= Gríðr =

Character in Norse mythology and legendary Danish queen

Gríðr (Old Norse: /non/) often anglicized as Gríd, is a jötunn in Norse mythology. She is the mother of Víðarr the Silent and the consort of Óðinn. Saturn's moon Gridr was named after her.

== Name ==
The poetic Old Norse name Gríðr has been translated as "vehemence, violence, or impetuosity". Its etymology is unclear.

== Attestations ==
=== Prose Edda ===
In Skáldskaparmál (The Language of Poetry), Gríðr is portrayed as equipping the thunder god Thor with her belt of strength, her iron glove, and her staff Gríðarvöl (Gríðr's-staff) on Thor's journey to the abode of Geirröðr.

Thor lodged for the night with a giantess called Grid. She was Víðarr the silent's mother. She told Thor the truth about Geirrod, that he was a cunning giant and awkward to deal with. She lent him a girdle of might and some iron gauntlets of hers, and her staff, called Grid's pole.
— Snorri Sturluson, 18, trans. A. Faulkes, 1987.
 Gríðr is also mentioned in a list of troll-wives ("I shall list the names of troll-wives. Grid and Gnissa, Gryla...").

=== Skaldic poetry ===
Gríðarvöl (Gríðr's staff) is also mentioned in the poem Þórsdrápa by the late-10th-century skald Eilífr Goðrúnarson.

The feller of the dolphins of the steeps [giants] advanced with violent temper with Grid's pole.
— Eilífr Goðrúnarson, trans. A. Faulkes, 1987.

Gríðr appears in 10th-century kennings for 'wolf' (the steed of troll-wife) and for 'axe' (that which is dangerous to the life-protector, i.e. shield or helmet).

Battle raged when the feeder of Grid's steed [wolf], he who waged war, advanced with ringing Gaut's [Odin's] fire. Weird rose from the well.
— Kormákr Ögmundarson, Skáldskaparmál 49, trans. A. Faulkes, 1987.

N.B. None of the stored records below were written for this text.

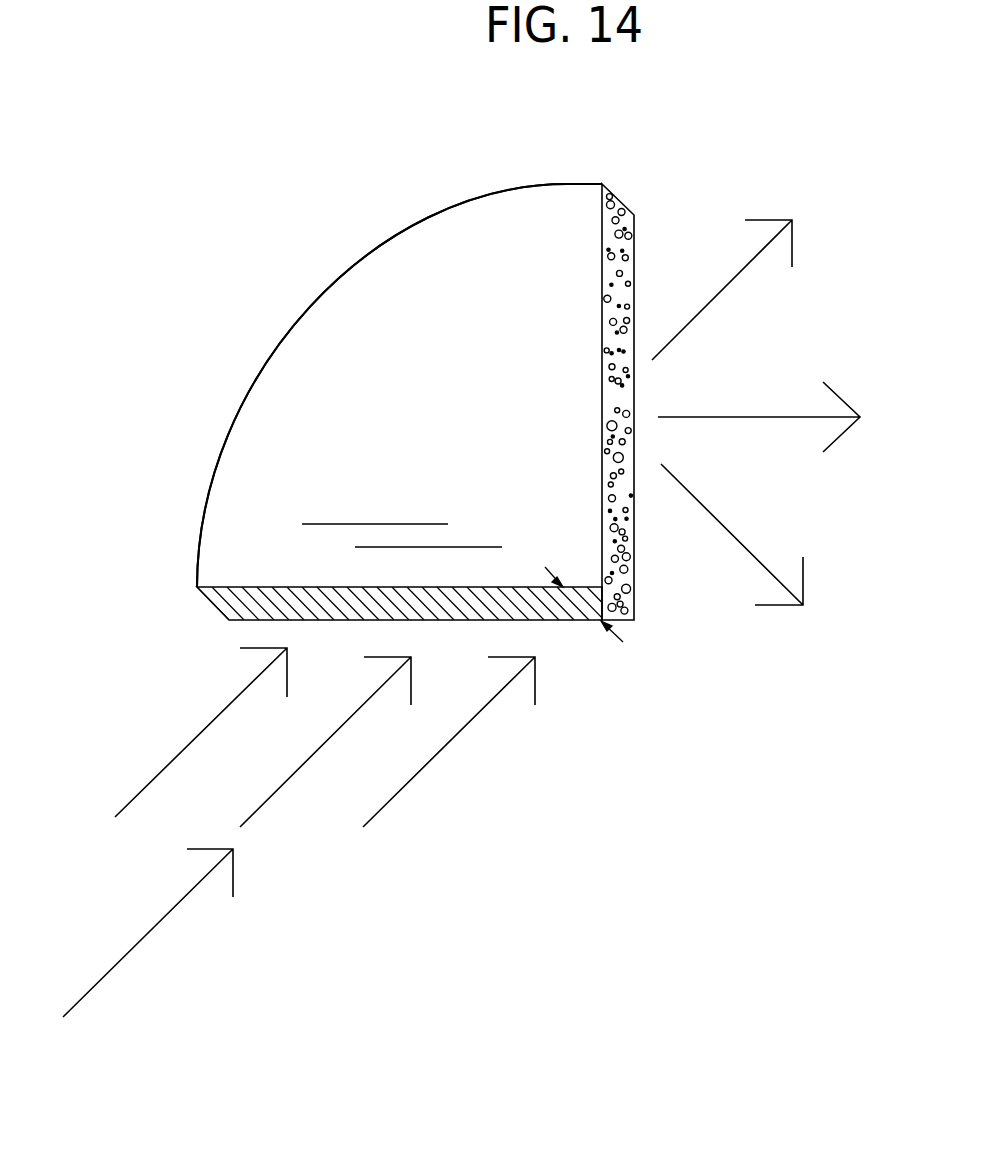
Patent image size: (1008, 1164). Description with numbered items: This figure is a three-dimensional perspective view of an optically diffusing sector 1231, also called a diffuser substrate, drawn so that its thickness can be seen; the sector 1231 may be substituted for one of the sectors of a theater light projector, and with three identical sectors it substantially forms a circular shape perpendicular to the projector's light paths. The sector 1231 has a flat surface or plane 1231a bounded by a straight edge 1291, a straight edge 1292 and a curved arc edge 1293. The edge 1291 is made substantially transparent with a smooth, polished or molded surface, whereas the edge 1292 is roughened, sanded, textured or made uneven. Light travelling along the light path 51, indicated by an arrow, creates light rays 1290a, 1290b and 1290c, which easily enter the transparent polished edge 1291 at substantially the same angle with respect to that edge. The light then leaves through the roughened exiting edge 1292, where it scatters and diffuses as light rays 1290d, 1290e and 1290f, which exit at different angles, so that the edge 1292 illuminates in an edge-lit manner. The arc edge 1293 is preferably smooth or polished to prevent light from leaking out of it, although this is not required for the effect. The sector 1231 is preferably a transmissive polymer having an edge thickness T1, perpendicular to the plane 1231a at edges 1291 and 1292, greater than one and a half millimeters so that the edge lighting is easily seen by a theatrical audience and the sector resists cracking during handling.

The optically diffusing sector 1231 is at (428, 362).
The surface or plane 1231a is at (477, 437).
The arc edge 1293 is at (303, 312).
The light exiting edge 1292 is at (625, 258).
The polished edge 1291 is at (270, 607).
The edge thickness T1 is at (597, 622).
The light ray 1290a is at (187, 747).
The light ray 1290b is at (306, 760).
The light ray 1290c is at (425, 767).
The light ray 1290d is at (745, 278).
The light ray 1290e is at (790, 415).
The light ray 1290f is at (752, 523).
The light path 51 is at (157, 922).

Riders [seafarers] of Ræfil's land's [sea's] horses [ships] can see how beautifully engraved dragons lie just by the brow of the Grid of the life-protector.
— Einarr Skúlason, Skáldskaparmál 49, trans. A. Faulkes, 1987.

=== Other texts ===
Saxo Grammaticus refers to her as Grytha, the wife of the legendary king Dan I of Denmark, "a lady whom the Teutons accorded the highest honour". A witch of the same name appears in Illuga saga Gríðarfóstra.

== Theory ==
Her role as the donor of information and necessary items to the hero has been analyzed by folklorists as a commonplace of folk narrative.